According to the chamber, Ghana and other oil producing nations on the continent need­ed to invest heavily into the sector to avoid an energy curse.

Executive Chairman of African Energy Chamber, NJ Ayuk, spoke to Journalists after hosting the investor briefing for stakeholders in Accra.

The Accra Investor Briefing by the African Energy Chamber and the Ministry of Energy and Green Transition offers global investors exclusive insights into Ghana’s fiscal and regulatory de­velopments since oil discovery.

Although Africa is progress­ing in development in the sector, the chamber believes more work need to be done to attract inves­tors into the sector.

The Executive Chairman highlighted the need for huge investments in infrastructure.

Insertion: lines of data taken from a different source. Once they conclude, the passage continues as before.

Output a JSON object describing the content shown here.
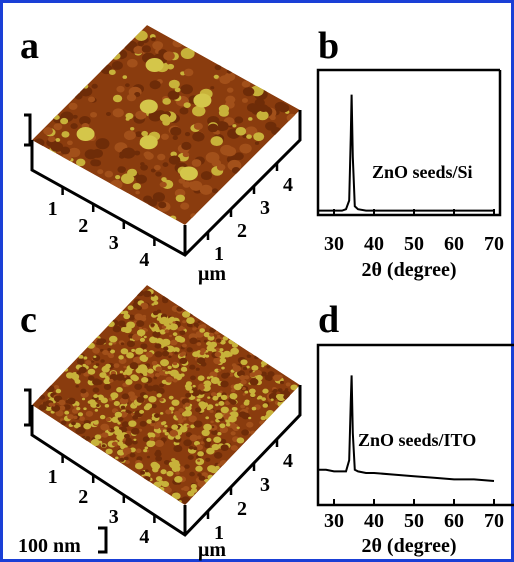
{
  "panels": [
    {
      "label": "a",
      "kind": "afm",
      "x_ticks": [
        1,
        2,
        3,
        4
      ],
      "y_ticks": [
        1,
        2,
        3,
        4
      ],
      "unit": "μm"
    },
    {
      "label": "b",
      "kind": "xrd",
      "annotation": "ZnO seeds/Si",
      "xlabel": "2θ (degree)",
      "xlim": [
        26,
        71.5
      ],
      "xticks": [
        30,
        40,
        50,
        60,
        70
      ],
      "ylim": [
        0,
        100
      ],
      "color": "#000000",
      "x": [
        26,
        28,
        30,
        32,
        33,
        33.8,
        34.2,
        34.4,
        34.7,
        35.2,
        36,
        38,
        40,
        45,
        50,
        55,
        60,
        65,
        70
      ],
      "values": [
        3,
        3,
        3,
        3,
        4,
        10,
        55,
        83,
        40,
        6,
        4,
        3,
        3,
        3,
        3,
        3,
        3,
        3,
        3
      ]
    },
    {
      "label": "c",
      "kind": "afm",
      "x_ticks": [
        1,
        2,
        3,
        4
      ],
      "y_ticks": [
        1,
        2,
        3,
        4
      ],
      "unit": "μm"
    },
    {
      "label": "d",
      "kind": "xrd",
      "annotation": "ZnO seeds/ITO",
      "xlabel": "2θ (degree)",
      "xlim": [
        26,
        71.5
      ],
      "xticks": [
        30,
        40,
        50,
        60,
        70
      ],
      "ylim": [
        0,
        100
      ],
      "color": "#000000",
      "x": [
        26,
        28,
        30,
        32,
        33,
        33.8,
        34.2,
        34.4,
        34.7,
        35.2,
        36,
        38,
        40,
        45,
        50,
        55,
        60,
        65,
        70
      ],
      "values": [
        22,
        22,
        21,
        21,
        21,
        28,
        65,
        81,
        45,
        22,
        21,
        20,
        20,
        19,
        18,
        17,
        16,
        16,
        15
      ]
    }
  ],
  "scale_bar": "100 nm"
}
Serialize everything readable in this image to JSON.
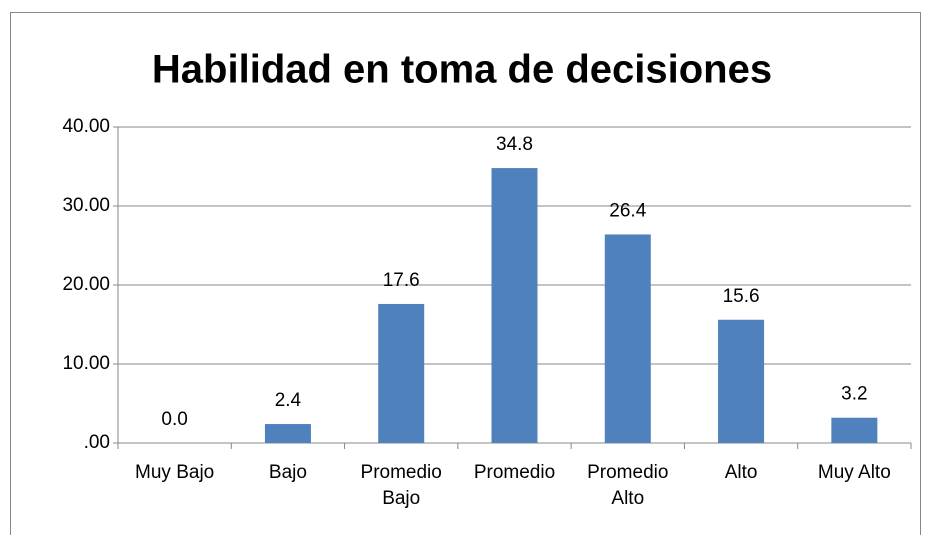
{
  "chart_data": {
    "type": "bar",
    "title": "Habilidad en toma de decisiones",
    "categories": [
      "Muy Bajo",
      "Bajo",
      "Promedio Bajo",
      "Promedio",
      "Promedio Alto",
      "Alto",
      "Muy Alto"
    ],
    "values": [
      0.0,
      2.4,
      17.6,
      34.8,
      26.4,
      15.6,
      3.2
    ],
    "value_labels": [
      "0.0",
      "2.4",
      "17.6",
      "34.8",
      "26.4",
      "15.6",
      "3.2"
    ],
    "color": "#4f81bd",
    "ylim": [
      0,
      40
    ],
    "yticks": [
      {
        "value": 0,
        "label": ".00"
      },
      {
        "value": 10,
        "label": "10.00"
      },
      {
        "value": 20,
        "label": "20.00"
      },
      {
        "value": 30,
        "label": "30.00"
      },
      {
        "value": 40,
        "label": "40.00"
      }
    ],
    "grid": true
  }
}
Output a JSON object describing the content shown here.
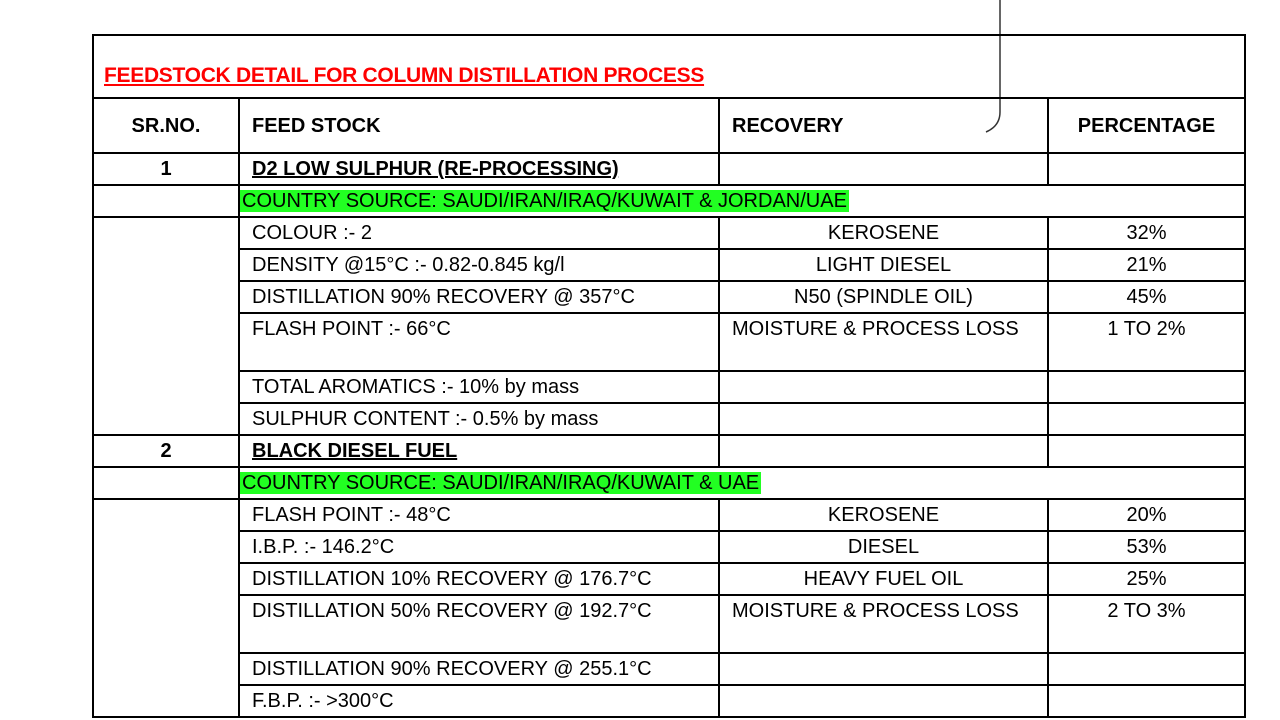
{
  "title": "FEEDSTOCK DETAIL FOR COLUMN DISTILLATION PROCESS",
  "headers": [
    "SR.NO.",
    "FEED STOCK",
    "RECOVERY",
    "PERCENTAGE"
  ],
  "groups": [
    {
      "sr": "1",
      "name": "D2 LOW SULPHUR (RE-PROCESSING)",
      "country": "COUNTRY SOURCE: SAUDI/IRAN/IRAQ/KUWAIT & JORDAN/UAE",
      "rows": [
        {
          "spec": "COLOUR :- 2",
          "recovery": "KEROSENE",
          "percentage": "32%"
        },
        {
          "spec": "DENSITY @15°C :- 0.82-0.845 kg/l",
          "recovery": "LIGHT DIESEL",
          "percentage": "21%"
        },
        {
          "spec": "DISTILLATION 90% RECOVERY @ 357°C",
          "recovery": "N50 (SPINDLE OIL)",
          "percentage": "45%"
        },
        {
          "spec": "FLASH POINT :- 66°C",
          "recovery": "MOISTURE & PROCESS LOSS",
          "percentage": "1 TO 2%"
        },
        {
          "spec": "TOTAL AROMATICS :- 10% by mass",
          "recovery": "",
          "percentage": ""
        },
        {
          "spec": "SULPHUR CONTENT :- 0.5% by mass",
          "recovery": "",
          "percentage": ""
        }
      ]
    },
    {
      "sr": "2",
      "name": "BLACK DIESEL FUEL",
      "country": "COUNTRY SOURCE: SAUDI/IRAN/IRAQ/KUWAIT & UAE",
      "rows": [
        {
          "spec": "FLASH POINT :- 48°C",
          "recovery": "KEROSENE",
          "percentage": "20%"
        },
        {
          "spec": "I.B.P. :- 146.2°C",
          "recovery": "DIESEL",
          "percentage": "53%"
        },
        {
          "spec": "DISTILLATION 10% RECOVERY @ 176.7°C",
          "recovery": "HEAVY FUEL OIL",
          "percentage": "25%"
        },
        {
          "spec": "DISTILLATION 50% RECOVERY @ 192.7°C",
          "recovery": "MOISTURE & PROCESS LOSS",
          "percentage": "2 TO 3%"
        },
        {
          "spec": "DISTILLATION 90% RECOVERY @ 255.1°C",
          "recovery": "",
          "percentage": ""
        },
        {
          "spec": "F.B.P. :- >300°C",
          "recovery": "",
          "percentage": ""
        }
      ]
    }
  ],
  "colors": {
    "title": "#ff0000",
    "highlight": "#22ff22"
  }
}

“This is not just Ghana alone but the whole of Africa needs to find the solution to fix its infra­structure in energy sector, coun­tries must find the fix on how to deliver affordable energy to their citizens without always relying in any complex facility,” he said.

“That infrastructure deficit needs to be closed. It requires about 15 to 20 billion dollars in investment every year, and that is a lot of money we need. But you know, whenever you close that gap then it’s easy to bring gas to people every day. So we need to create pipelines and close that infrastructure deficit,” he added.

As part of the initiatives to transform the sector, Bulk Oil Storage and Transportation, BOST has hinted of plans to begin construction of some stor­age facilities for the downstream sector.

Technical advisor at BOST, Nana Anamoa Sakyi, expressed the hope that the construction would begin soon on some stor­age tank facilities and the expan­sion of pipelines by BOST.

The event provided a first-hand look at Ghana’s energy roadmap, positioning the country as West Africa’s premier energy hub and unlocking multi-mil­lion-dollar investment opportu­nities.